Il balletto intorno alla Fiat ha movenze grottesche. I competenti pasticciano, ché quello è spesso il loro mestiere. Invece è tutto molto semplice.
L’azionista non crede più da molti anni nel futuro della Fiat Auto, cioè nella possibilità strategica di resistere da soli come produttori italiani di automobili.
Hanno drasticamente disinvestito e perso quote di mercato, come era logico; hanno diversificato mettendo altrove le risorse (assicurazioni, energia, provarono anche con Telecom Italia); hanno prevenduto agli americani della General Motors e si sono gravemente indebitati; hanno elaborato un piano industriale e finanziario d’emergenza per fronteggiare la crisi galoppante.
Ora però lo sviluppo precipitoso della crisi finanziaria e di prodotto fa della questione Fiat un caso nazionale. E nella comoda confusione politica conseguente riemerge a destra e a sinistra e al centro, come scrive l’Economist, l’atavismo ovvero il vecchio riflesso condizionato di accollare al pubblico in un modo o nell’altro le conseguenze sociali della caduta di un grande business industriale, che ha fatto la storia del paese.
Invece no. Non siamo un’economia autarchica, come negli anni Trenta, e non possiamo rifare l’Iri. Non siamo uno Stato assistenziale di marca democristiana, con il suo sistema di compensazioni ed equilibri capace di produrre un debito pubblico doppio della media europea, e non possiamo “salvare la Fiat”.
Non siamo più un paese ulivista, che deve rendere conto sull’attenti alla pressione sindacale e procurarsi il favore dell’establishment dei grandi gruppi a tutti i costi. Ma che cosa siamo?
Dovremmo essere qualcosa di simile a un normale paese europeo, nel contesto delle liberalizzazioni e delle privatizzazioni e delle riforme del mercato del lavoro, nel quadro delle regole del mercato unico e della concorrenza.
Se l’auto italiana non ha futuro nonostante il rilevante appoggio pubblico di cui ha goduto e l’eliminazione sedici anni fa di ogni tipo di concorrenza (l’affaire Alfa-Ford), l’azienda che produce auto (e che questo lo sa da un pezzo, tanto è vero che è stata prevenduta agli americani) deve seguire il suo corso di mercato.

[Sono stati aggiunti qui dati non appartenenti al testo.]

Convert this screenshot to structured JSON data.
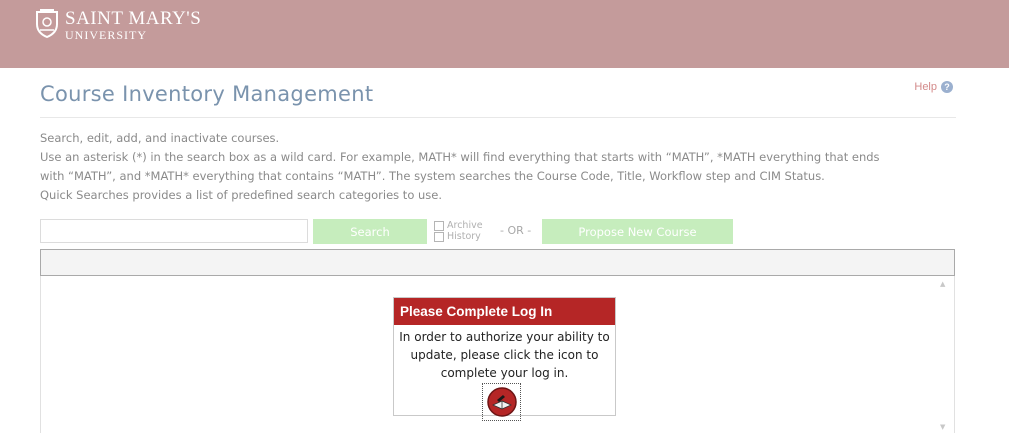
{
  "header": {
    "logo_line1": "SAINT MARY'S",
    "logo_line2": "UNIVERSITY",
    "color": "#c49b9b"
  },
  "help": {
    "label": "Help",
    "icon": "question-circle-icon"
  },
  "page_title": "Course Inventory Management",
  "description": [
    "Search, edit, add, and inactivate courses.",
    "Use an asterisk (*) in the search box as a wild card. For example, MATH* will find everything that starts with “MATH”, *MATH everything that ends",
    "with “MATH”, and *MATH* everything that contains “MATH”. The system searches the Course Code, Title, Workflow step and CIM Status.",
    "Quick Searches provides a list of predefined search categories to use."
  ],
  "search": {
    "value": "",
    "button_label": "Search",
    "button_color": "#c6edbd"
  },
  "archive_option": {
    "line1": "Archive",
    "line2": "History",
    "checked": false
  },
  "or_label": "- OR -",
  "propose_button_label": "Propose New Course",
  "login_dialog": {
    "title": "Please Complete Log In",
    "message_lines": [
      "In order to authorize your ability to",
      "update, please click the icon to",
      "complete your log in."
    ],
    "icon": "login-book-icon",
    "header_color": "#b52626"
  }
}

L’auto alla GM, debiti saldati con le banche, e lo Stato che affronta con mezzi ordinari (non sono irrilevanti) le conseguenze sociali della ristrutturazione aziendale.

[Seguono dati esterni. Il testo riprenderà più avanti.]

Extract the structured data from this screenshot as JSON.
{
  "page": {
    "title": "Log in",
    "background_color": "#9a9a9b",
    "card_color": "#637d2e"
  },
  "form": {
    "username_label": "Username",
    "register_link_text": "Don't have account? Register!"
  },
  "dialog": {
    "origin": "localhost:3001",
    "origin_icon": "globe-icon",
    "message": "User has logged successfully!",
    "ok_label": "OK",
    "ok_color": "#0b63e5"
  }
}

I campioni dell’industria nazionale non s’inventano. Se l’auto italiana avesse un futuro nel mercato, saremmo tutti felici di darle una mano nell’emergenza. Siccome non è così, e lo sappiamo, il governo non perda tempo nelle finezze e negli atavismi, e usi le risorse pubbliche disponibili e le riforme necessarie a frustare l’economia italiana per sollecitare la creazione di posti veri di lavoro.
Tenere in piedi campioni che hanno perso il campionato è solo una stoltezza autolesionista.